I pitied the public in my spare time. I felt sorrow for the oblivious when I remembered to do so. If I had a minute of downtime, I realized that our plan was happening plain in their faces while every day unfurled steady progress. The ordinary citizens were powerless, too busy technology-crunching or fast-food-munching to do more than pander their days away consuming. They didn’t have a clue what was happening, and it was my job to assure they never found out.
I considered myself special. I was on the inside. My people were quiet and our project was discrete. Coordinating the shuttle flights, I oversaw the team which worked the remote areas for departing and returning passenger crafts.
While I managed the flight logs, my buddy over in media saw to the meticulous care of blasting insignificant stories on repeat during news broadcasts; occasionally something (I considered transparent) would slip: a senator retiring without justifiable cause, a soap opera star leaving the set after years in the limelight, the highest ranking city officials not running for reelection.
Yet even these stories would never give us away.
Entire planes gone missing, the supposed assassination of key politicians, elite families abducted by recently-emerged terrorist groups: these things called more public attention and were assigned greater interest by news anchors; these stories trended seventy-two hours and then faded away in the blur of new stimuli dropped by the media.
Our planet was rapidly evacuating, and hardly anyone knew of it.
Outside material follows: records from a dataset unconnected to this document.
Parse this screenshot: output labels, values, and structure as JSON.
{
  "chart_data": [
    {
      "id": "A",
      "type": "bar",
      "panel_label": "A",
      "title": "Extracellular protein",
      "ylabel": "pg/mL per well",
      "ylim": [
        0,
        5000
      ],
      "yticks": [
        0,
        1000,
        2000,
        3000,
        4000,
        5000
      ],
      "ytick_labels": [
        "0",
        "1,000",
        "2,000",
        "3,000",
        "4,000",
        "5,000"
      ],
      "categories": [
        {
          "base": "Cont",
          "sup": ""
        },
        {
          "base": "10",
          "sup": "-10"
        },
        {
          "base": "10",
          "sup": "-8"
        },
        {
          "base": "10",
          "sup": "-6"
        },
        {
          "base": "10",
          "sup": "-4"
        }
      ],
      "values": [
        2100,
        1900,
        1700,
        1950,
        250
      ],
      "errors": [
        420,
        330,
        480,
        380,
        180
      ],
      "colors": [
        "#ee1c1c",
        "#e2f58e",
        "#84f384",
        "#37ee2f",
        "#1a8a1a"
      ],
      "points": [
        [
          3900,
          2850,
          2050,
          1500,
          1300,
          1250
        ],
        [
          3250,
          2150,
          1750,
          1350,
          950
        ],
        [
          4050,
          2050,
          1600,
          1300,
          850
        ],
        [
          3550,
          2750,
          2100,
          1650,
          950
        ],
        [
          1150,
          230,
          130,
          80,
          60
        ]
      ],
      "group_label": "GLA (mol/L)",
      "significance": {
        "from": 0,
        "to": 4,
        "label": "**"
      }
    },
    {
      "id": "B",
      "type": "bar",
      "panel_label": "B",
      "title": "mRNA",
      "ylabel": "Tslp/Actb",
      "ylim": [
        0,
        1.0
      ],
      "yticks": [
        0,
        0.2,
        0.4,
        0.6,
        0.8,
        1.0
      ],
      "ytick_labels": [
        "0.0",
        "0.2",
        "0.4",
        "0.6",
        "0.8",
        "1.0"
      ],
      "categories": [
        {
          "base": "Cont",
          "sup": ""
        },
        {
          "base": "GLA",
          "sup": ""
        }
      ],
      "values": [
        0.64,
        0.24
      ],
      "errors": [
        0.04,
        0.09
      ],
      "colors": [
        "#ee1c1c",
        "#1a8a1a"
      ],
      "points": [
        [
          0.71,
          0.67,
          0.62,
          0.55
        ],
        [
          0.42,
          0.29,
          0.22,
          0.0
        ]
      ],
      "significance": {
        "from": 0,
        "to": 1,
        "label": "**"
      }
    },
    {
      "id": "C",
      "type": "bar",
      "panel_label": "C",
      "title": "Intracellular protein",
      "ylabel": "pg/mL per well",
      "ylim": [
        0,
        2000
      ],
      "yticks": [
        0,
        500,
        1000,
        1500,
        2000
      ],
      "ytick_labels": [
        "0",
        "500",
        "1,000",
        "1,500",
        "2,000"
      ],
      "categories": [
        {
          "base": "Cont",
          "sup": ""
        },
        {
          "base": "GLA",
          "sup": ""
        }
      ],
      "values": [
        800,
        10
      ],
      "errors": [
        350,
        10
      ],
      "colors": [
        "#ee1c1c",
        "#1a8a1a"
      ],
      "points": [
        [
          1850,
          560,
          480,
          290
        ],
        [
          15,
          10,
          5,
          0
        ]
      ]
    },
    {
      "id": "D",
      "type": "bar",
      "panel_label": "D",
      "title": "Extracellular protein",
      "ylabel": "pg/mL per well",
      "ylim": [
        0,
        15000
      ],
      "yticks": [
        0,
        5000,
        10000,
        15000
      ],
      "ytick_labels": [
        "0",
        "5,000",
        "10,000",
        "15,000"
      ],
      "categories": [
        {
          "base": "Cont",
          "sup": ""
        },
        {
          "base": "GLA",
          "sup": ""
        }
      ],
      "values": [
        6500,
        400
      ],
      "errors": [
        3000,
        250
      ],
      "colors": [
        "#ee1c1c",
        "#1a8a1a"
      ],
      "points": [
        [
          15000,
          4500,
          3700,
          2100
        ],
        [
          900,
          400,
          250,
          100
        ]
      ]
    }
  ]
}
When the Vatican telescope confirmed the impending arrival of impacting asteroids- a confirmed thirty-thousand bits of galactic boulder heading our way- it was decided to keep the public unaware. No plan could be executed to save us all. The lists and diagrams were formed, week-long committees held, and at last, names were put on flight logs from our planet to Space Station.
While the public thought to mourn the loss of some over-dosed celebrity, I was shaking the starlet’s hand while they boarded the space craft. I saw all sorts of people come through: new money, old money, the famous, the brilliant, those afraid to leave, all afraid to stay.
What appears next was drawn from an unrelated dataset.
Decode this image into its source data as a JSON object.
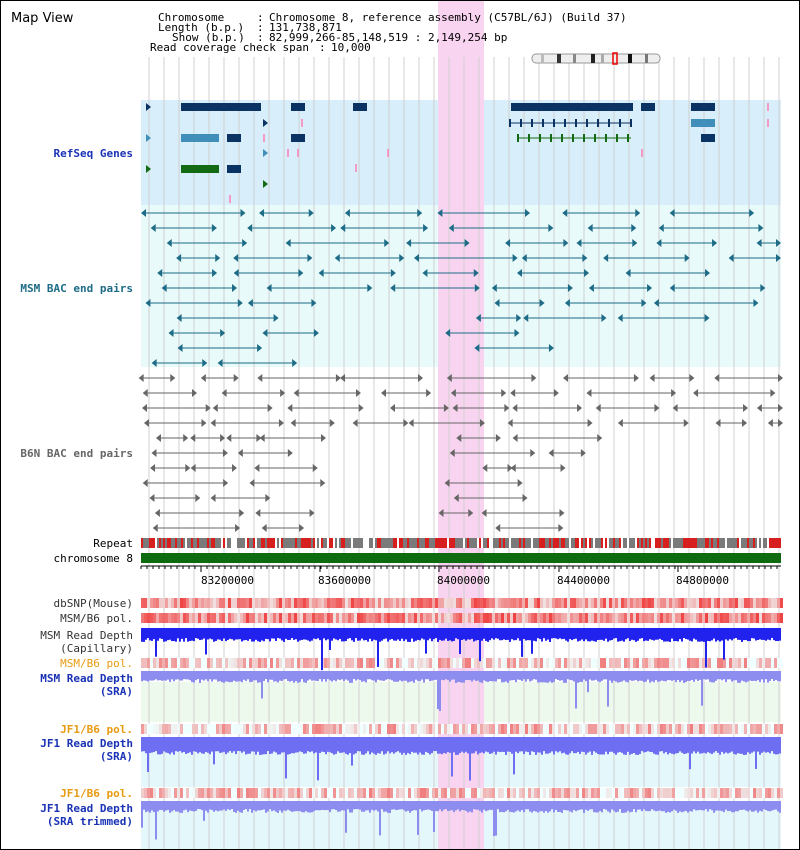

Yet with every flight I saw depart, I should have demanded my way onboard. I suppose I always assumed one crew would be back in time to take me away.
You’d think that when I found myself unemployed, I would be full of the same pity I felt for the common citizens, myself now one of them; instead, I was lost in silent pandemonium, awaiting destruction: no true government in place, no entertainment stars coaxing us into a stupor. It seemed only a matter of time before civilization crumbled. You’d think I would have been beside myself with remorse.
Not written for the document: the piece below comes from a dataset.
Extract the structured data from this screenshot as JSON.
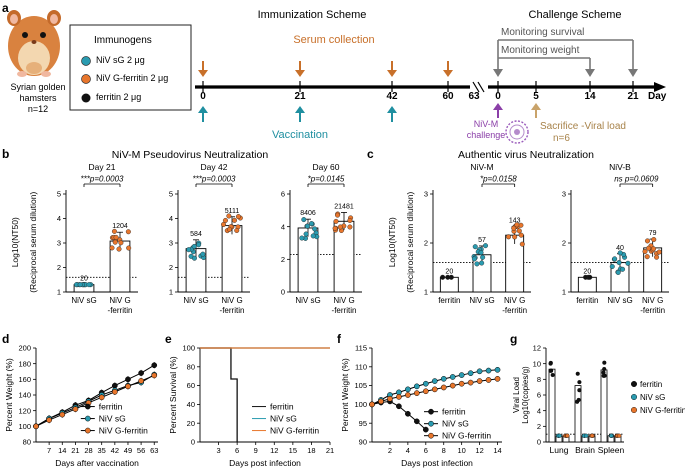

Only, I was too busy laughing to feel sorry for myself. For weeks past, I saw the arrogant, the prideful, the money-hungry and the savage board their evacuation shuttles without even a glance back at the society they were leaving to die. I couldn’t help but laugh when the sky became dark, the light of the sun obscured by a field of asteroids; I laughed, and laughed, our planet unharmed, as the space station appeared as another shooting star, massive explosions, flying overhead.